A deep-state conspiracy theory for the ages: The Protocols of the Elders of Zion, first published in Russia in 1903, described in detail a Jewish plan for global domination. It was soon shown to be entirely a hoax, which didn’t stop Henry Ford from arranging for half-a-million English language copies to be distributed throughout the U.S. in the 1920s. This is the title page from a 1920 Boston edition. (Wikimedia)

Since I don’t know (as far as I’m aware) any QAnon believers, I can only guess at who they are. They’re frustrated with the status quo, obviously, which puts them in line with all of us. And they’ve got to be lonely and remote, looking for some sort of human contact in their late-night forays into the darker corners of the internet. We humans are gregarious by nature, we crave socialization, we want to feel part of something greater than our immediate contacts. Which is why social networking services like Facebook, YouTube, TikTok, LinkedIn and the rest are so popular. Facebook, for example, has over 2.5 billion monthly active users—that’s one in three of everyone alive today!
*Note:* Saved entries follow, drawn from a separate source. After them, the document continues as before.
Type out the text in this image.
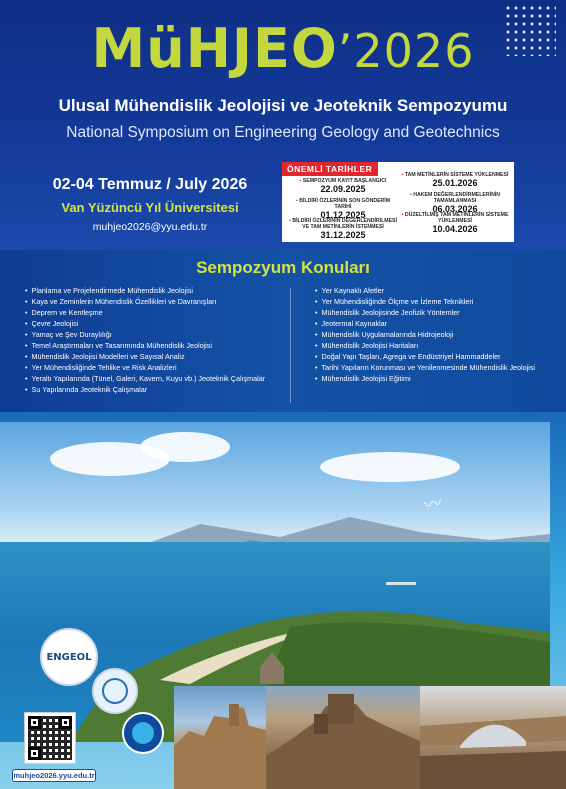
MüHJEO’2026
Ulusal Mühendislik Jeolojisi ve Jeoteknik Sempozyumu
National Symposium on Engineering Geology and Geotechnics
02-04 Temmuz / July 2026
Van Yüzüncü Yıl Üniversitesi
muhjeo2026@yyu.edu.tr
ÖNEMLİ TARİHLER
▪ SEMPOZYUM KAYIT BAŞLANGICI
22.09.2025
▪ BİLDİRİ ÖZLERİNİN SON GÖNDERİM TARİHİ
01.12.2025
▪ BİLDİRİ ÖZLERİNİN DEĞERLENDİRİLMESİ VE TAM METİNLERİN İSTENMESİ
31.12.2025
▪ TAM METİNLERİN SİSTEME YÜKLENMESİ
25.01.2026
▪ HAKEM DEĞERLENDİRMELERİNİN TAMAMLANMASI
06.03.2026
▪ DÜZELTİLMİŞ TAM METİNLERİN SİSTEME YÜKLENMESİ
10.04.2026
Sempozyum Konuları
• Planlama ve Projelendirmede Mühendislik Jeolojisi
• Kaya ve Zeminlerin Mühendislik Özellikleri ve Davranışları
• Deprem ve Kentleşme
• Çevre Jeolojisi
• Yamaç ve Şev Duraylılığı
• Temel Araştırmaları ve Tasarımında Mühendislik Jeolojisi
• Mühendislik Jeolojisi Modelleri ve Sayısal Analiz
• Yer Mühendisliğinde Tehlike ve Risk Analizleri
• Yeraltı Yapılarında (Tünel, Galeri, Kavern, Kuyu vb.) Jeoteknik Çalışmalar
• Su Yapılarında Jeoteknik Çalışmalar
• Yer Kaynaklı Afetler
• Yer Mühendisliğinde Ölçme ve İzleme Teknikleri
• Mühendislik Jeolojisinde Jeofizik Yöntemler
• Jeotermal Kaynaklar
• Mühendislik Uygulamalarında Hidrojeoloji
• Mühendislik Jeolojisi Haritaları
• Doğal Yapı Taşları, Agrega ve Endüstriyel Hammaddeler
• Tarihi Yapıların Korunması ve Yenilenmesinde Mühendislik Jeolojisi
• Mühendislik Jeolojisi Eğitimi
〰
ENGEOL
muhjeo2026.yyu.edu.tr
YouTube and WhatsApp each have over two billion.

So I’m imagining millions of anxious, socially-isolated folks, having lost their trust in the government or any sort of moral leadership, checking QAnon and other weird conspiracy sites and finding solace in simple good-versus-evil paradigms which explain the confusion and chaos of our world. Forget evidence! Any reports to the contrary—including this one—can be easily written off as, “Well, obviously, you’re part of it!” Such is the nature of groupthink conspiracy theories. Which, as I see it, puts believers firmly in the role of gullible victims, rather than brave souls who have seen the light.